Well, I got strangely creative at 10pm last night, after doing a little online browsing I saw a great hammock that was shaped like a ball! So I thought "Oh, yanno, that can't be TOO hard!"

Well, mine ended up like this



















Admittedly, looking at it now, the 'door' looks too big, but the idea was that it has to fit 3 large ladies and a wee one in it at once. If I make another, I was thinking perhaps making more of a 'window' to make it extra snug inside. It does hang off the floor of the shelf - perhaps an inch or so when one of them are in it.

It's not TOO bad for a first attempt, but does anyone have any suggestions for making it better?


----------



## Fuzzie (Apr 25, 2007)

we learned (oddly enough) how to sew a fabric ball in school. the blue is the basic shape, make enough to make a ball using the small pattern (or one short of a full ball for a large door), the green is a variation on the shape depending on what kind of ball you want, as well as a variation on the opening (simply cut one hole in one of the sections, or do a "swiss cheese" variation). The red is the fourth opening type, hack the tip off each section, easy, but not nearly as neat. 










I reccomend making various section types out of paper, then make enough of one for a ball so it's neat and matched up how you like it. good luck!


----------



## ratlover4everrr (Jan 31, 2008)

ohhh someone send me some intructions on how to make those! they look so cool! and ration1802 yours is very cute. =]


----------



## ration1802 (Sep 25, 2007)

Thank you very much Fuzzie, I'll give those a go. I made mine based on a similar template to the blue - I'm going to try one that uses one that is similar but uses halfs (the blue cut in half length ways, not height ways). That way, hopefully, by leaving one half out, it'll be enough to make a door


----------



## Phoenix (Jan 29, 2008)

That looks great! I can't imagine what sort of improvements you would need. I need to make a backup hammock and another tunnel, but I think I'll try the Pumpkin Hammock next. Who knew accessorizing rat homes would be so fun!


----------



## Phoenix (Jan 29, 2008)

I finally made one today! It looks cute, now if the girls will only use it  I did bribe them in by placing sunflower seeds inside. Since then I have seen them go in and come back out a few times; probably in hopes the stash gets magically replenished!

I used six of this template enlarged to the size I needed for the inside and six more for the outside. I also put a layer of denim in the bottom for extra reinforcement. I don't think it hangs as well as Ration1802's but I am pleased with it so far. 









I don't know who the extra tail belongs to but it isn't sticking out of the back of the pumpkin hammock.

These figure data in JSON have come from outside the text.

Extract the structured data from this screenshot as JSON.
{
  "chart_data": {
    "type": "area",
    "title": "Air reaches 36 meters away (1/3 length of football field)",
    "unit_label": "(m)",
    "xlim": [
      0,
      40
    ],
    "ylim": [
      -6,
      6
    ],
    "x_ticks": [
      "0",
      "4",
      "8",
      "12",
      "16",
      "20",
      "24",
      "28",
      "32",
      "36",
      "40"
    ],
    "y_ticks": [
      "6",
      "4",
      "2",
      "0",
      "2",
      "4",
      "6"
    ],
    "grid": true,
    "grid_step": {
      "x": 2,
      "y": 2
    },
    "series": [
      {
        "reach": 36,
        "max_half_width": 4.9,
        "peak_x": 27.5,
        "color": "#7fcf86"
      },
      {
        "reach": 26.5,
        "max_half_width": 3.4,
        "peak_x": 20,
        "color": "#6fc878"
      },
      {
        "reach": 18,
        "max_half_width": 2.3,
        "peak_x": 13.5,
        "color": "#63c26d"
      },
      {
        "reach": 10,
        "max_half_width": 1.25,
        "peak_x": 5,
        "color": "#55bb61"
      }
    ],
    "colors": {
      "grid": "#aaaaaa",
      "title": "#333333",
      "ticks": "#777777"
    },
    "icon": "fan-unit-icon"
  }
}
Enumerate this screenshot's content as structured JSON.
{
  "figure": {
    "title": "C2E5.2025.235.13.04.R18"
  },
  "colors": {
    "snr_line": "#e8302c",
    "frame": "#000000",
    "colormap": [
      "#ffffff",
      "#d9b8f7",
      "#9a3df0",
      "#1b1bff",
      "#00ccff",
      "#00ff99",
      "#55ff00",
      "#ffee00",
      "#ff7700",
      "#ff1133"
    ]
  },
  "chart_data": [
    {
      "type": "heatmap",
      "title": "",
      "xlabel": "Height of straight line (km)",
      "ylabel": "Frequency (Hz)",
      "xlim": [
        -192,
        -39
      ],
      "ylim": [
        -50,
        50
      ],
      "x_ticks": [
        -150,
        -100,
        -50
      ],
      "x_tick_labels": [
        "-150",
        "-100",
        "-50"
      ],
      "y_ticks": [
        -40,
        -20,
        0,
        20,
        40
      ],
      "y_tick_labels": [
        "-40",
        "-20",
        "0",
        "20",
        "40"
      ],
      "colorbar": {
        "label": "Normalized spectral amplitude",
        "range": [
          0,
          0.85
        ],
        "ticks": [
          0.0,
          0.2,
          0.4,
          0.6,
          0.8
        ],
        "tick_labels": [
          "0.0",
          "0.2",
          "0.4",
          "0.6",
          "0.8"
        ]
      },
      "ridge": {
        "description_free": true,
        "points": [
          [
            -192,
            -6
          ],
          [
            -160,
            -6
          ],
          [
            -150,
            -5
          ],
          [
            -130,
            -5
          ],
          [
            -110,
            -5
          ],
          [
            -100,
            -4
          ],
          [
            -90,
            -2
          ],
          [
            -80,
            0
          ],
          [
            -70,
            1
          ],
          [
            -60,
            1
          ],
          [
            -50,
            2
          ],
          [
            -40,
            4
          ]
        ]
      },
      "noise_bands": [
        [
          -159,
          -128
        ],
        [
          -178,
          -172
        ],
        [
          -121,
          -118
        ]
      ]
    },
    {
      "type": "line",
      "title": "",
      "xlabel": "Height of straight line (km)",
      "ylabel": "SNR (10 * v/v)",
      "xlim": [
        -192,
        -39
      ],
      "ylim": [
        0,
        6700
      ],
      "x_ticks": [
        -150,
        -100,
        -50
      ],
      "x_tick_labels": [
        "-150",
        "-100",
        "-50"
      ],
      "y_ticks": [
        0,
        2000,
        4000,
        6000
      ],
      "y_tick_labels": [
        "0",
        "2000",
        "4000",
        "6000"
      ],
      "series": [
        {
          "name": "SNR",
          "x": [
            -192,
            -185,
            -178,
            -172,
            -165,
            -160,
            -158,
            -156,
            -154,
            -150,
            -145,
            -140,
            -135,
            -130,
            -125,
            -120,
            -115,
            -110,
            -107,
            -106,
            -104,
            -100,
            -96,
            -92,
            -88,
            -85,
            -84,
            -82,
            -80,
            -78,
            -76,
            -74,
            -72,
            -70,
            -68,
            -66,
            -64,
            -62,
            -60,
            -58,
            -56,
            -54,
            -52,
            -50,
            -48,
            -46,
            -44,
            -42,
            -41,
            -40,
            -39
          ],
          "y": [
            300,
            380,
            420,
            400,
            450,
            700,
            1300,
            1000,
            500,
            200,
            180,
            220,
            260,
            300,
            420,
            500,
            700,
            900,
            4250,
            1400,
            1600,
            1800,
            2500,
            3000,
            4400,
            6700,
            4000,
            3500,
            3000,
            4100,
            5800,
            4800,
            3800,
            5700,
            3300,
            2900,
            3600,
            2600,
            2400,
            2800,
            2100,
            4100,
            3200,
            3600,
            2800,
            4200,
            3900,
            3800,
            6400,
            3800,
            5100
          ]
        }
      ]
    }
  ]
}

Thanks for the inspiration Ration1802!


----------



## ration1802 (Sep 25, 2007)

Looks ace! Well done! 

The girls shredded theirs and it now hangs as a 'tent' from the top of their new cage. LOL The denim is a really good idea. Especially as mine chew from the bottom up


----------



## daisy184 (Oct 29, 2007)

they are awesome.... you really should start making them for sale.. if there was anyone in the uk who could make these id DEFINATLY be a buyer...


----------



## ration1802 (Sep 25, 2007)

I'm in the UK - but I don't make them as well as Phoenix LOL


----------



## Phoenix (Jan 29, 2008)

We could debate that all day!

I'd make one for you, but I live in the states. Besides I plan to make some thank you hammocks for the lady who gave us the girls and another set for our friend who donated our first cage to us. It was a significant gift and she refused to take money so I feel I owe her something...


----------



## daisy184 (Oct 29, 2007)

Ration1802 said:


> I'm in the UK - but I don't make them as well as Phoenix LOL


theyre awesome, id defo be up for a purchase..if you're up for it do you have paypal?
id need it to fit two medium sized girlie ratties


----------